Занятый своими розысками, я судорожно перелистывал все художественные альбомы, собранные в богатейшем национальном хранилище, чтобы найти разные изображения целомудренной богини. Я сравнивал фотографии, проверял свои догадки с придирчивостью ученого. Я бегал из одного конца обширного здания в другой, потому что ссылки в текстах заставляли меня обращаться все к новым книгам. Так незаметно настал час начала работы, и приход моих коллег вернул меня к моим повседневным обязанностям.
Вечером я решил пойти повидать своих приятелей по клубу. Как только я вошел в лабораторию, они приветствовали меня прямо-таки адскими криками, и я тут же приободрился. Стол, изображающий алтарь, был выдвинут в центр помещения и украшен черепом и огромным сосудом с цианистым калием. Рядом лежала раскрытая Библия, вся в красных пятнах от пунша, страницы ее были прижаты медицинским зондом, и кое-где торчали презервативы в виде закладок.
Повсюду стояли стаканы с пуншем – недаром там был перегонный аппарат. Пьянка была в разгаре. Мне протянули колбу объемом не менее половины литра, которую я залпом опорожнил. И все хором проскандировали девиз клуба:
– Да будет все проклято!
На что я ответил «Гимном развратников»:
И тут последовал общий вопль, свист, шиканье, и под эти звуки я начал декламировать свои знаменитые богохульные вирши. В звонких стихах, не скупясь при этом на анатомические термины, я воспевал женщину как необходимую принадлежность мужских развлечений.
Я упивался непристойностями, похабными словами, осквернял мадонну – так болезненно проявилось мое неудовлетворенное желание. Во мне вдруг вспыхнула настоящая ненависть к моему вероломному кумиру, и глумление это принесло мне горькое утешение. Мои собутыльники, бедные горемыки, весь любовный опыт которых ограничивался публичным домом, радовались, что я обливал помоями светских дам, которые были для них недоступны.

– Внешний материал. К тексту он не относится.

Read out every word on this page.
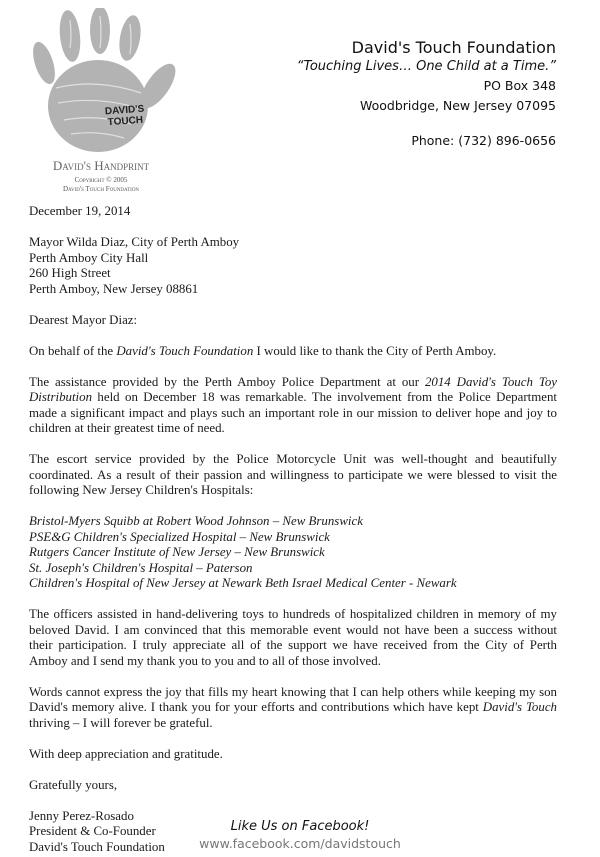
DAVID'S
TOUCH
David's Handprint
Copyright © 2005
David's Touch Foundation
David's Touch Foundation
“Touching Lives… One Child at a Time.”
PO Box 348
Woodbridge, New Jersey 07095
Phone: (732) 896-0656

December 19, 2014

Mayor Wilda Diaz, City of Perth Amboy

Perth Amboy City Hall

260 High Street

Perth Amboy, New Jersey 08861

Dearest Mayor Diaz:

On behalf of the David's Touch Foundation I would like to thank the City of Perth Amboy.

The assistance provided by the Perth Amboy Police Department at our 2014 David's Touch Toy Distribution held on December 18 was remarkable. The involvement from the Police Department made a significant impact and plays such an important role in our mission to deliver hope and joy to children at their greatest time of need.

The escort service provided by the Police Motorcycle Unit was well-thought and beautifully coordinated. As a result of their passion and willingness to participate we were blessed to visit the following New Jersey Children's Hospitals:

Bristol-Myers Squibb at Robert Wood Johnson – New Brunswick

PSE&G Children's Specialized Hospital – New Brunswick

Rutgers Cancer Institute of New Jersey – New Brunswick

St. Joseph's Children's Hospital – Paterson

Children's Hospital of New Jersey at Newark Beth Israel Medical Center - Newark

The officers assisted in hand-delivering toys to hundreds of hospitalized children in memory of my beloved David. I am convinced that this memorable event would not have been a success without their participation. I truly appreciate all of the support we have received from the City of Perth Amboy and I send my thank you to you and to all of those involved.

Words cannot express the joy that fills my heart knowing that I can help others while keeping my son David's memory alive. I thank you for your efforts and contributions which have kept David's Touch thriving – I will forever be grateful.

With deep appreciation and gratitude.

Gratefully yours,

Jenny Perez-Rosado

President & Co-Founder

David's Touch Foundation

Like Us on Facebook!
www.facebook.com/davidstouch
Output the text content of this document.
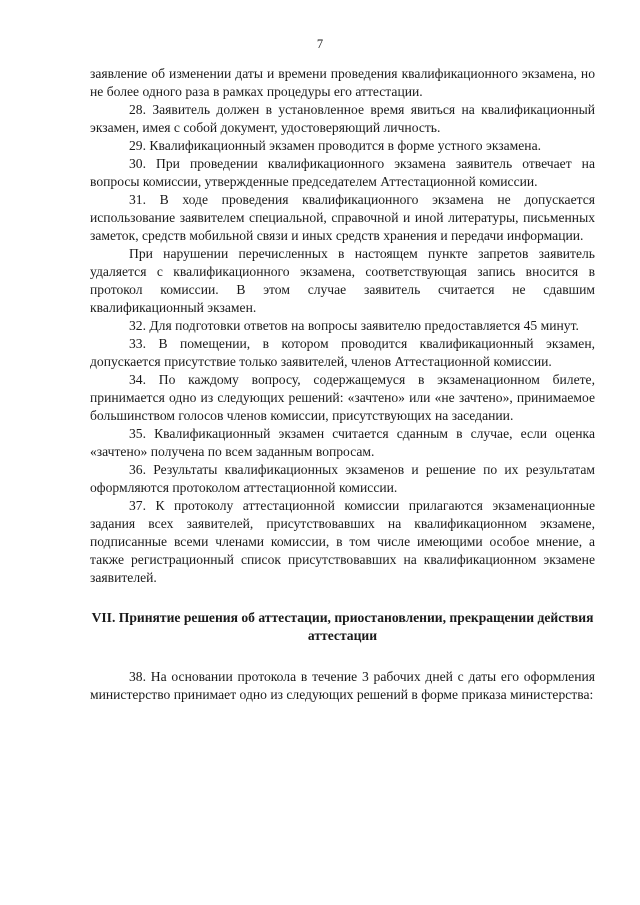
7

заявление об изменении даты и времени проведения квалификационного экзамена, но не более одного раза в рамках процедуры его аттестации.

28. Заявитель должен в установленное время явиться на квалификационный экзамен, имея с собой документ, удостоверяющий личность.

29. Квалификационный экзамен проводится в форме устного экзамена.

30. При проведении квалификационного экзамена заявитель отвечает на вопросы комиссии, утвержденные председателем Аттестационной комиссии.

31. В ходе проведения квалификационного экзамена не допускается использование заявителем специальной, справочной и иной литературы, письменных заметок, средств мобильной связи и иных средств хранения и передачи информации.

При нарушении перечисленных в настоящем пункте запретов заявитель удаляется с квалификационного экзамена, соответствующая запись вносится в протокол комиссии. В этом случае заявитель считается не сдавшим квалификационный экзамен.

32. Для подготовки ответов на вопросы заявителю предоставляется 45 минут.

33. В помещении, в котором проводится квалификационный экзамен, допускается присутствие только заявителей, членов Аттестационной комиссии.

34. По каждому вопросу, содержащемуся в экзаменационном билете, принимается одно из следующих решений: «зачтено» или «не зачтено», принимаемое большинством голосов членов комиссии, присутствующих на заседании.

35. Квалификационный экзамен считается сданным в случае, если оценка «зачтено» получена по всем заданным вопросам.

36. Результаты квалификационных экзаменов и решение по их результатам оформляются протоколом аттестационной комиссии.

37. К протоколу аттестационной комиссии прилагаются экзаменационные задания всех заявителей, присутствовавших на квалификационном экзамене, подписанные всеми членами комиссии, в том числе имеющими особое мнение, а также регистрационный список присутствовавших на квалификационном экзамене заявителей.

VII. Принятие решения об аттестации, приостановлении, прекращении действия аттестации

38. На основании протокола в течение 3 рабочих дней с даты его оформления министерство принимает одно из следующих решений в форме приказа министерства:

Мы все больше пьянели. Мне было приятно снова слышать мужские голоса после нескольких месяцев, потраченных на сентиментальное мяуканье, на неискренние излияния и лицемерную игру в невинность. Маска слетела, с моим тартюфством, прикрывающим откровенную похоть, было покончено, и я мысленно представил себе, как обожаемая мною женщина, чтобы разогнать тоску своей унылой жизни, безудержно предается супружеской любви. Именно ей я предназначал все оскорбления, плевки и гнусные слова, которые рождались в моем мозгу в приступе бешенства, оттого, что я не могу обладать ею, однако свершить прелюбодеяние я был решительно не способен, – это было сильнее меня.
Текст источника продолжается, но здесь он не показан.